The good man was surprised. "Well," said he, "seven dollars a week."
Many a time in after life had the Colonel reason to think over this
scene. He was a man the singleness of whose motives could not be
questioned. The one and sufficient reason for giving work to a homeless
boy, from the hated state of the Liberator, was charity. The Colonel had
his moods, like many another worthy man.
The small specks on the horizon sometimes grow into the hugest of
thunder clouds. And an act of charity, out of the wisdom of God, may
produce on this earth either good or evil.
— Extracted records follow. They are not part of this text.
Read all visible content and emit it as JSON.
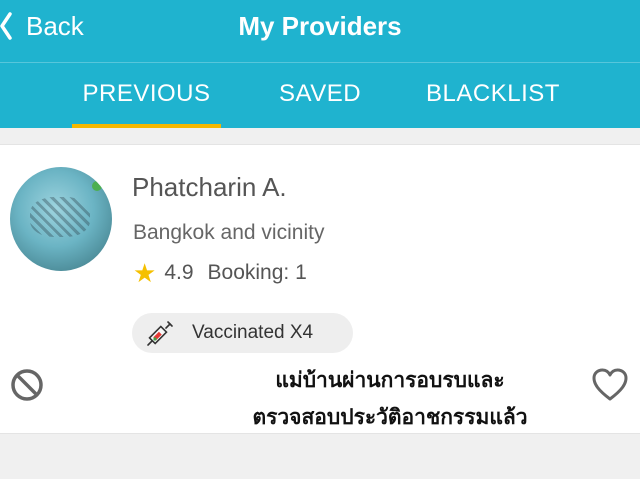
{
  "header": {
    "back_label": "Back",
    "title": "My Providers",
    "tabs": [
      {
        "label": "PREVIOUS",
        "active": true
      },
      {
        "label": "SAVED",
        "active": false
      },
      {
        "label": "BLACKLIST",
        "active": false
      }
    ]
  },
  "provider": {
    "name": "Phatcharin A.",
    "location": "Bangkok and vicinity",
    "rating": "4.9",
    "booking": "Booking: 1",
    "badge": {
      "icon": "syringe-icon",
      "label": "Vaccinated X4"
    },
    "actions": {
      "left": "block-icon",
      "right": "heart-icon"
    }
  },
  "overlay_caption": {
    "line1": "แม่บ้านผ่านการอบรบและ",
    "line2": "ตรวจสอบประวัติอาชกรรมแล้ว"
  },
  "colors": {
    "header_bg": "#1fb3cf",
    "tab_indicator": "#f5b800",
    "star": "#f5c000"
  }
}
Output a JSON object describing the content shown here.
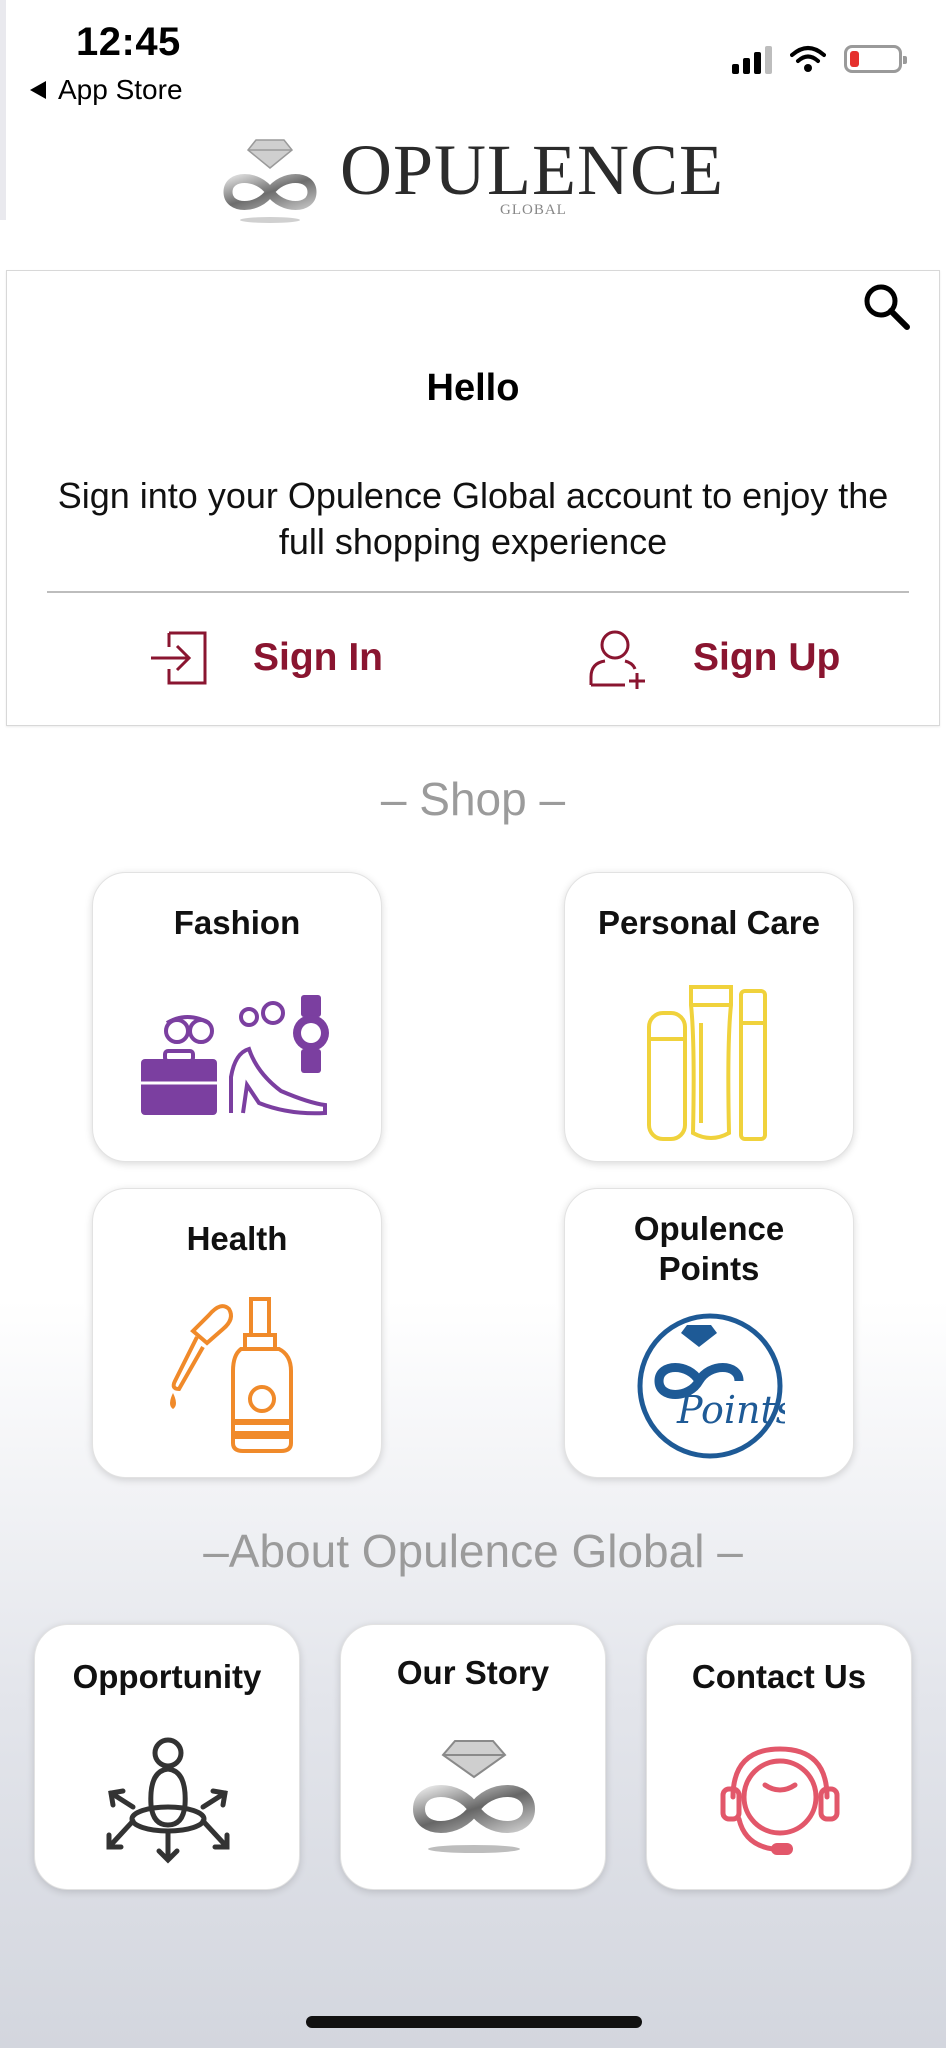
{
  "status_bar": {
    "time": "12:45",
    "back_label": "App Store"
  },
  "logo": {
    "title": "OPULENCE",
    "subtitle": "GLOBAL"
  },
  "hello_card": {
    "title": "Hello",
    "message": "Sign into your Opulence Global account to enjoy the full shopping experience",
    "sign_in_label": "Sign In",
    "sign_up_label": "Sign Up"
  },
  "shop": {
    "heading": "– Shop –",
    "tiles": [
      {
        "label": "Fashion",
        "icon": "fashion-accessories-icon"
      },
      {
        "label": "Personal Care",
        "icon": "cosmetic-tubes-icon"
      },
      {
        "label": "Health",
        "icon": "dropper-bottle-icon"
      },
      {
        "label": "Opulence Points",
        "icon": "points-logo-icon"
      }
    ]
  },
  "about": {
    "heading": "–About Opulence Global –",
    "tiles": [
      {
        "label": "Opportunity",
        "icon": "person-arrows-icon"
      },
      {
        "label": "Our Story",
        "icon": "infinity-diamond-icon"
      },
      {
        "label": "Contact Us",
        "icon": "headset-icon"
      }
    ]
  },
  "colors": {
    "accent": "#8a1530",
    "fashion": "#7b3fa0",
    "personal_care": "#f0d23c",
    "health": "#f08a2a",
    "points": "#1e5a96",
    "contact": "#e2576a",
    "section_heading": "#9b9b9b"
  }
}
Eliphalet closed with the bargain. Ephum was called and told to lead
the recruit to the presence of Mr. Hood, the manager. And he spent the
remainder of a hot day checking invoices in the shipping entrance on
Second Street.
It is not our place here to chronicle Eliphalet's faults. Whatever he
may have been, he was not lazy. But he was an anomaly to the rest of the
young men in the store, for those were days when political sentiments
decided fervent loves or hatreds. In two days was Eliphalet's reputation
for wisdom made. During that period he opened his mouth to speak but
twice. The first was in answer to a pointless question of Mr. Barbo's
(aetat 25), to the effect that he, Eliphalet Hopper, was a Pierce
Democrat, who looked with complacency on the extension of slavery.
This was wholly satisfactory, and saved the owner of these sentiments
a broken head. The other time Eliphalet spoke was to ask Mr.